College of Arts, Humanities, and Social Sciences

School of World Languages and Cultures

Brian Chávez Bolaños, SLHC 2020

Brian Chávez Bolaños SLHC class of 2020 photo outdoors near sundown

WLC: Please introduce yourself.

BCB: My name is Brian Chávez Bolaños, and I am a Spanish major student. In 2018, I graduated from Hartnell Community College with an Associate of Arts degree in Spanish. Two years later, I graduated from CSUMB with a B.A. in Spanish Language and Hispanic Cultures. I am currently in the Spanish M.A. program at SJSU and I am planning to graduate in Spring 2022. In this institution, I also serve as a Spanish Teacher Associate (TA). This semester, I am teaching two Spanish 1B (Elementary Spanish) courses; one is online and the other is in-person. In Spring 2022, I will be teaching one class of Spanish 1A (Elementary Spanish).

WLC: Please tell us how you got the current position, any relevant details on qualifications for the position, and perhaps what you actually do.

BCB: I was selected by the SJSU Spanish M.A. program to become a Teacher Associate (TA) due to my academic knowledge of the subject and previous teaching experience. Since 2017, I have been a Spanish Supplemental Instructor at Hartnell Community College, which helped me to obtain the position. As a TA, I perform all of the duties a teacher is responsible for. These activities include designing and performing lectures, as well as grading quizzes, projects and discussion forums. 

WLC: Tell us about what you enjoy about the job and the challenges you may experience.

BCB: Undoubtedly, I enjoy being around students and teaching them the wonders of the Spanish language and Spanish-speaking cultures. The only challenge that I currently have is in my online class, since it is difficult to determine if students are actually acquiring the appropriate structure to speak the language. This is easier with my in-person class, since I can encourage active participation and interaction.

WLC: Tell us how your experience as a WLC major at CSUMB may have helped you to prepare for your career.

BCB: My time at CSUMB helped me significantly to prepare for my career. First, I acquired even more linguistic and literature knowledge, which has helped me to be confident while teaching. For instance, in SPAN 395: Spanish Applied Linguistics, I learned about essential elements of Spanish linguistics such as second language acquisition, the teaching and learning of languages, pragmatics, and sociolinguistic variation. In general, the main focus was on teaching Spanish as a second language, since most of the students will be dedicated to education. Personally, this class trained me to be a Spanish professor, since the lessons, workshops, papers, and discussions related the linguistic theories of learning a second language to real-life situations. Now, I can apply the theories and strategies of acquiring a language in my courses as a TA.

WLC: What was your favorite/transformative class at CSUMB?

BCB: There is no doubt that all of the Spanish courses I took helped me to possess my current knowledge.
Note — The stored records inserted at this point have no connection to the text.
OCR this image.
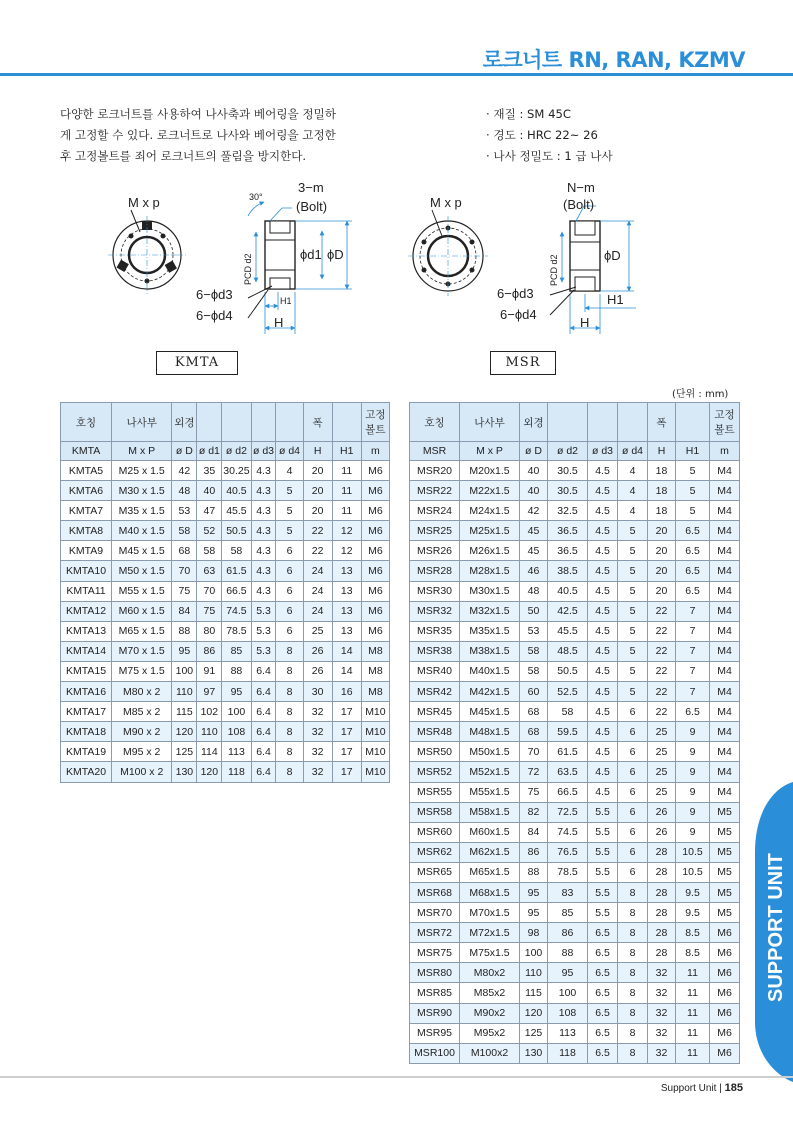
로크너트 RN, RAN, KZMV
다양한 로크너트를 사용하여 나사축과 베어링을 정밀하
게 고정할 수 있다. 로크너트로 나사와 베어링을 고정한
후 고정볼트를 죄어 로크너트의 풀림을 방지한다.
· 재질 : SM 45C
· 경도 : HRC 22~ 26
· 나사 정밀도 : 1 급 나사
M x p	30°
3−m
(Bolt)
PCD d2	ϕd1 ϕD
6−ϕd3
6−ϕd4
H1
H
M x p
N−m
(Bolt)
PCD d2	ϕD
6−ϕd3
6−ϕd4
H1
H
KMTA	MSR
(단위 : mm)
호칭	나사부	외경					폭		고정
볼트
KMTA	M x P	ø D	ø d1	ø d2	ø d3	ø d4	H	H1	m
KMTA5	M25 x 1.5	42	35	30.25	4.3	4	20	11	M6
KMTA6	M30 x 1.5	48	40	40.5	4.3	5	20	11	M6
KMTA7	M35 x 1.5	53	47	45.5	4.3	5	20	11	M6
KMTA8	M40 x 1.5	58	52	50.5	4.3	5	22	12	M6
KMTA9	M45 x 1.5	68	58	58	4.3	6	22	12	M6
KMTA10	M50 x 1.5	70	63	61.5	4.3	6	24	13	M6
KMTA11	M55 x 1.5	75	70	66.5	4.3	6	24	13	M6
KMTA12	M60 x 1.5	84	75	74.5	5.3	6	24	13	M6
KMTA13	M65 x 1.5	88	80	78.5	5.3	6	25	13	M6
KMTA14	M70 x 1.5	95	86	85	5.3	8	26	14	M8
KMTA15	M75 x 1.5	100	91	88	6.4	8	26	14	M8
KMTA16	M80 x 2	110	97	95	6.4	8	30	16	M8
KMTA17	M85 x 2	115	102	100	6.4	8	32	17	M10
KMTA18	M90 x 2	120	110	108	6.4	8	32	17	M10
KMTA19	M95 x 2	125	114	113	6.4	8	32	17	M10
KMTA20	M100 x 2	130	120	118	6.4	8	32	17	M10
호칭	나사부	외경				폭		고정
볼트
MSR	M x P	ø D	ø d2	ø d3	ø d4	H	H1	m
MSR20	M20x1.5	40	30.5	4.5	4	18	5	M4
MSR22	M22x1.5	40	30.5	4.5	4	18	5	M4
MSR24	M24x1.5	42	32.5	4.5	4	18	5	M4
MSR25	M25x1.5	45	36.5	4.5	5	20	6.5	M4
MSR26	M26x1.5	45	36.5	4.5	5	20	6.5	M4
MSR28	M28x1.5	46	38.5	4.5	5	20	6.5	M4
MSR30	M30x1.5	48	40.5	4.5	5	20	6.5	M4
MSR32	M32x1.5	50	42.5	4.5	5	22	7	M4
MSR35	M35x1.5	53	45.5	4.5	5	22	7	M4
MSR38	M38x1.5	58	48.5	4.5	5	22	7	M4
MSR40	M40x1.5	58	50.5	4.5	5	22	7	M4
MSR42	M42x1.5	60	52.5	4.5	5	22	7	M4
MSR45	M45x1.5	68	58	4.5	6	22	6.5	M4
MSR48	M48x1.5	68	59.5	4.5	6	25	9	M4
MSR50	M50x1.5	70	61.5	4.5	6	25	9	M4
MSR52	M52x1.5	72	63.5	4.5	6	25	9	M4
MSR55	M55x1.5	75	66.5	4.5	6	25	9	M4
MSR58	M58x1.5	82	72.5	5.5	6	26	9	M5
MSR60	M60x1.5	84	74.5	5.5	6	26	9	M5
MSR62	M62x1.5	86	76.5	5.5	6	28	10.5	M5
MSR65	M65x1.5	88	78.5	5.5	6	28	10.5	M5
MSR68	M68x1.5	95	83	5.5	8	28	9.5	M5
MSR70	M70x1.5	95	85	5.5	8	28	9.5	M5
MSR72	M72x1.5	98	86	6.5	8	28	8.5	M6
MSR75	M75x1.5	100	88	6.5	8	28	8.5	M6
MSR80	M80x2	110	95	6.5	8	32	11	M6
MSR85	M85x2	115	100	6.5	8	32	11	M6
MSR90	M90x2	120	108	6.5	8	32	11	M6
MSR95	M95x2	125	113	6.5	8	32	11	M6
MSR100	M100x2	130	118	6.5	8	32	11	M6
SUPPORT UNIT
Support Unit | 185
However, I consider SPAN 330: Hispanic Testimonials the most transformative class I took at CSUMB. In this class, I learned about the labor exploitation, the mistreatment, and abuse of the indigenous communities of Latin America, which is represented by the story of Rigoberta Menchú, the winner of the Nobel Peace Prize in 1992. On the other hand, we talked about the dictatorships of Latin America during the 20th century and the role of the United States, which coordinated Operación Condor (Operation Condor), with the purpose of training generals and military who would violently seize power in several Central and South American countries. Another relevant topic was the testimonies of slavery in the Caribbean, where I learned about the inhumane treatment of people of African descent due to their skin color. Finally, we talked about the Mexican government's oppression of the student movements in Tlatelolco and Ayotzinapa. After reading, analyzing, and determining the structure and objectives of a literary testimony, I had the opportunity to write my own testimonial research with a focus on Legal Discrimination (Discriminación Legal). I conducted this project with two of my classmates, where we addressed the sexual exploitation of Rosa, a Mexican activist and poet, who came to the United States to live through countless nightmares. This work was part of the Hispanic Testimony Anthology, the first contemporary testimonial book in Northern and Central California, which aims to give voice to the voiceless.

WLC: Could you briefly share any advice for existing majors/our future graduates?  

BCB: My advice for existing and future Spanish major students is to enjoy acquiring Spanish linguistics and Spanish literature knowledge. If you are planning to be a Spanish professor, think about how you would teach the concepts you are learning. It is not sufficient to do your homework just for the sake of doing it. Personally, I have always prioritized learning over grades, since grades do not determine what someone is capable of, especially if we are planning to work in education. Another important piece of advice is to be part of the Spanish Club’s Executive Board since it will help to acquire leadership, organization, and collaboration skills, which are essential in any profession of the 21st century.